{ :::::::::::::::::::::::::: Anto Lloveras: The Hidden Economy of Ideas

Monday, May 4, 2026

The Hidden Economy of Ideas

 

You might think a word becomes valuable because its inventor is famous, because it sounds clever, or because it appears in a thick book with a serious cover. You would be wrong. A word has exactly as much value as other people give it by using it. This is not merely a metaphor; it is the hard logic of intellectual life. Consider a brand-new coin, freshly minted, shiny and perfect. Until someone accepts it as payment for bread, labour, or debt, that coin is just a beautiful metal disc. The same applies to theoretical terms. You can coin a word this afternoon. Congratulations. But if nobody repeats it, teaches it, translates it, argues with it, or uses it to solve a problem, your term remains a coin no shop will take. Value is not in the stamping. It is in the circulation. So why do some words become unavoidable — paradigm, habitus, discourse, performativity — while thousands vanish without trace? The answer leads to a strange form of wealth: symbolic capital. Pierre Bourdieu used this term to describe the prestige, authority and recognition that circulate inside social and intellectual fields. In a lecture hall, some people speak and everyone listens; others speak and the room keeps rustling. The difference is not always talent, and not always truth. It is accumulated credit: citations, students, institutions, controversies, translations, reputational force. Symbolic capital is like frequent-flyer miles for ideas. The more your terms are borrowed, applied, disputed and repeated, the more value they acquire. Even enemies add capital when they attack you, because an angry rebuttal still admits that your word matters. In that sense, even your haters are your bankers.

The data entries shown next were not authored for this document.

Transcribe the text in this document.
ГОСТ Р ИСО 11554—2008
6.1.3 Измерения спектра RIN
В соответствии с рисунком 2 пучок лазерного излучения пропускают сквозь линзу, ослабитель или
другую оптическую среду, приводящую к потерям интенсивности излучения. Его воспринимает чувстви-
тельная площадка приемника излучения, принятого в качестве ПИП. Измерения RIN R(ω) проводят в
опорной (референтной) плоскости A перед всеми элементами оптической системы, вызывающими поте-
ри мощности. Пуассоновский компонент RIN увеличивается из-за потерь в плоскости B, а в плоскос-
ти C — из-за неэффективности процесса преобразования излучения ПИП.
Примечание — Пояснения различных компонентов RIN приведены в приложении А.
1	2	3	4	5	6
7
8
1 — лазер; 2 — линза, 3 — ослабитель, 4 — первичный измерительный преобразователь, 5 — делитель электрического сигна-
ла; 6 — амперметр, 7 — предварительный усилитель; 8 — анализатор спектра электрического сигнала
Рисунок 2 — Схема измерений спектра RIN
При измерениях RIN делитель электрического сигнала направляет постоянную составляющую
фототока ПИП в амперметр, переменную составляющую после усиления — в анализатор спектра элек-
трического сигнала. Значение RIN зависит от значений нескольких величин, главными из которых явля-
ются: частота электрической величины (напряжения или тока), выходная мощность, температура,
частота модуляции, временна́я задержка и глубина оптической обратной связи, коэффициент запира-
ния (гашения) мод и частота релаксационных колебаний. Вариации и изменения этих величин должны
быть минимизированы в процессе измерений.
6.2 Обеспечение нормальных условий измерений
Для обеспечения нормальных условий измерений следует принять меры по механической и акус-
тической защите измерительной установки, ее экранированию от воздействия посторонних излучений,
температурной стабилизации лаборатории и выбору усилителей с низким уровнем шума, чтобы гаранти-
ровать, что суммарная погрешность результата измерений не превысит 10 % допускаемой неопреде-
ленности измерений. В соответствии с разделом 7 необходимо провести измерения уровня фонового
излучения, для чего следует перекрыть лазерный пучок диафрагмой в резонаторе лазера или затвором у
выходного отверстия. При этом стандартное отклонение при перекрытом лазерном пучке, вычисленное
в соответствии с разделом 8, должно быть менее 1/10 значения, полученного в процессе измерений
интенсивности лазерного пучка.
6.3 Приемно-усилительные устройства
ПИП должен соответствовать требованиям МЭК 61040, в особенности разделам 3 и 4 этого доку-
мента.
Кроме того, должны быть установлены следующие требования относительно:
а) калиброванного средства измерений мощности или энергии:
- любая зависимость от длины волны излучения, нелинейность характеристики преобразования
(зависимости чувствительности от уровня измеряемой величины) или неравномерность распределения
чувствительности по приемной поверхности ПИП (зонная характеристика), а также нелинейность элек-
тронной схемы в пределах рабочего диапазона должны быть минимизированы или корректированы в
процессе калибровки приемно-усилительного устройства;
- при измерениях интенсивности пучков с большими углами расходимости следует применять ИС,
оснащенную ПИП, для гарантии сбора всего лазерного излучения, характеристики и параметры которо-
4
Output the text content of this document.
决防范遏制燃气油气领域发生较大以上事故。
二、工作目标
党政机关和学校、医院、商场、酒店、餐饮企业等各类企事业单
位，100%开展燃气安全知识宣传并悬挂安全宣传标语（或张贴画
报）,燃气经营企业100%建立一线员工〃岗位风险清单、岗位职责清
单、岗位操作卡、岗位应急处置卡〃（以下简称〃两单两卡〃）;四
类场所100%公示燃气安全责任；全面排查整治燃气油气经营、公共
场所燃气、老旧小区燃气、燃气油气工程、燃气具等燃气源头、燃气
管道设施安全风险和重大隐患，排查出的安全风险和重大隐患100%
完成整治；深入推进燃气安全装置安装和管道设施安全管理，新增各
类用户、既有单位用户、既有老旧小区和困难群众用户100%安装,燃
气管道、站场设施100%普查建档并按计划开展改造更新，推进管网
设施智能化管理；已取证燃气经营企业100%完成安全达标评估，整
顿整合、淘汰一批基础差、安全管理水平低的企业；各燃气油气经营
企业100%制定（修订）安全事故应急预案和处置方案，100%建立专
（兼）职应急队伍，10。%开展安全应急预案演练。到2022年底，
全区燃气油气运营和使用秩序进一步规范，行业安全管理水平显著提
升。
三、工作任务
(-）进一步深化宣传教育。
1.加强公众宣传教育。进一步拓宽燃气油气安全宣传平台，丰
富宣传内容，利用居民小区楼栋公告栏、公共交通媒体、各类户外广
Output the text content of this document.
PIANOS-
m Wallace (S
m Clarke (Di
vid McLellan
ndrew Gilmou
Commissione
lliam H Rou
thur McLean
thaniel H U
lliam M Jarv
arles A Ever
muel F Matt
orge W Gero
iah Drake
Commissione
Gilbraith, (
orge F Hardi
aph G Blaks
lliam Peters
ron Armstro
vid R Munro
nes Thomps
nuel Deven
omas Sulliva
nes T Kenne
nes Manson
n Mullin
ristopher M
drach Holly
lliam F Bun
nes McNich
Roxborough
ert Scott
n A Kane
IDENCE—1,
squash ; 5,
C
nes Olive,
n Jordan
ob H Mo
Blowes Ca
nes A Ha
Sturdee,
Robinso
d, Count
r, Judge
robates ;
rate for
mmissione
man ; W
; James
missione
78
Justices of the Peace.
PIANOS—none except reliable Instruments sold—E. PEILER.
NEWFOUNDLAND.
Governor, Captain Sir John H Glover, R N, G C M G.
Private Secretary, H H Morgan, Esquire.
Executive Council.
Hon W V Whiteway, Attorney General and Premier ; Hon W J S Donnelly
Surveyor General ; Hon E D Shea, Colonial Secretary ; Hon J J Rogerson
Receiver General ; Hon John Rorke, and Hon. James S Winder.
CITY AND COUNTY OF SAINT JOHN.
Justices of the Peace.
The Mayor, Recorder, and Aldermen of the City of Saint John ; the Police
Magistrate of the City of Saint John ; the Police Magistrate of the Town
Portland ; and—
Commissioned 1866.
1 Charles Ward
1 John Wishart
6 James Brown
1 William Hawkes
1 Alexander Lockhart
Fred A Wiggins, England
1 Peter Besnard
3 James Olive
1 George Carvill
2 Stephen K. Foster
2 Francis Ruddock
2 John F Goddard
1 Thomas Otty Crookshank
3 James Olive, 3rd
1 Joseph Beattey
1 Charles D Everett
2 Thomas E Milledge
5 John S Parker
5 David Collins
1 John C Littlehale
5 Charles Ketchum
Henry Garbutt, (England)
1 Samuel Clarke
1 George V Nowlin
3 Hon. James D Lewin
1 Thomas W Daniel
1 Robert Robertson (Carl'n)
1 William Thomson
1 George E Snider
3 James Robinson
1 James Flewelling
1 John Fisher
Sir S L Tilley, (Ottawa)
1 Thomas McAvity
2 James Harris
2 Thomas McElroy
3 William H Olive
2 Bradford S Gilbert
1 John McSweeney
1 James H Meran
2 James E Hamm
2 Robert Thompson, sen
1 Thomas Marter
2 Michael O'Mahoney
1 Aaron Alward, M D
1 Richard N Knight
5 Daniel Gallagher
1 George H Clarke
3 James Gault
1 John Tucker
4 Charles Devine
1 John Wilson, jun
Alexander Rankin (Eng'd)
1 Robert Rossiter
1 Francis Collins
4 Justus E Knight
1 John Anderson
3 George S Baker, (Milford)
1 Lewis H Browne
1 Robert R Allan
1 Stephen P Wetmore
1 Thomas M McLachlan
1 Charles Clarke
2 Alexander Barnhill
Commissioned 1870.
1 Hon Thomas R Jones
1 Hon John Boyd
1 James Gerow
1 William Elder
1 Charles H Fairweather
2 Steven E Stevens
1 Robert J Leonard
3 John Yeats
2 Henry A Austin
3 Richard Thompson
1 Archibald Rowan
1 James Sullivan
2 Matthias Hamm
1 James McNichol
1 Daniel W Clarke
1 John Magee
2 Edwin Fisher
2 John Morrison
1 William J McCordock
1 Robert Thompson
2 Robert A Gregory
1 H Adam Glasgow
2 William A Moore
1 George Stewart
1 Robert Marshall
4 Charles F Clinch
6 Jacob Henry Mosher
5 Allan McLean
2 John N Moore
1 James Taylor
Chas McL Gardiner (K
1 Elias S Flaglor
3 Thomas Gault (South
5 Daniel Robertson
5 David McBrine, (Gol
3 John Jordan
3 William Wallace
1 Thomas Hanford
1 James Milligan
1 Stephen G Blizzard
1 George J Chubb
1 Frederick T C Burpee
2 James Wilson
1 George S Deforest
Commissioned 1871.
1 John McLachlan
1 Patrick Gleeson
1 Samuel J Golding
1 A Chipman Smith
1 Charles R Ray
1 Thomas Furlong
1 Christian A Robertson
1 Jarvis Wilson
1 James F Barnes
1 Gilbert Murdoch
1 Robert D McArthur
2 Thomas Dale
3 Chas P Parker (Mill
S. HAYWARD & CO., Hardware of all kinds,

The banking metaphor is useful because intellectual life is transactional. You deposit a term by publishing it. That is the minting. But the term earns interest only when others withdraw it: cite it, teach it, translate it, misuse it, adapt it, stretch it toward a problem you never imagined. Every citation is a transaction. Every translation is a currency exchange. Every hostile footnote is still a withdrawal from your account. Foucault did not hoard power; he scattered it through prisons, clinics, sexuality, archives and government. Butler’s performativity was not locked inside one definition; it travelled because it could be tested in law, gender, theatre, speech, identity and everyday repetition. A term guarded too tightly dies of loneliness. A term released generously may become a language. Most terms fail, and that is fine. Intellectual life is partly a lottery. You coin ten words and perhaps one becomes useful. The rest remain in the archive: not morally failed, simply unused. A word that nobody borrows is like a tool that never leaves the box. It has potential, but potential is not value. Value appears only in use. This is why one should not fall too deeply in love with one’s own shiny coins. The best thinkers do not only invent; they borrow, bend, translate and spend inherited terms with intelligence. They build symbolic capital by showing that they know how to use language already in circulation.

You can see the same economy in ordinary speech. Why does a word like vibe have value? Because millions use it, alter it, pass it on. No academy made it powerful. It gained gravity through circulation. The same happened to paradigm. Kuhn gave it a precise role in the philosophy of science; scientists borrowed it, journalists amplified it, business consultants flattened it, and now a manager can announce a “paradigm shift” in office policy. Kuhn no longer controls the word. That is the highest return on a lexical deposit: when the term escapes its author and becomes common property. So, does a word have value? Only if it moves. Only if someone picks it up and passes it along. Only if it enters a footnote, a lecture, a disagreement, a student essay, a grant proposal, a public argument, a private revelation. Value is not in the dictionary. It is not in cleverness. It is in the moment when a reader thinks: “Yes, that. That is the word I needed.” That is symbolic capital. That is lexical gravity. That is how language becomes infrastructure.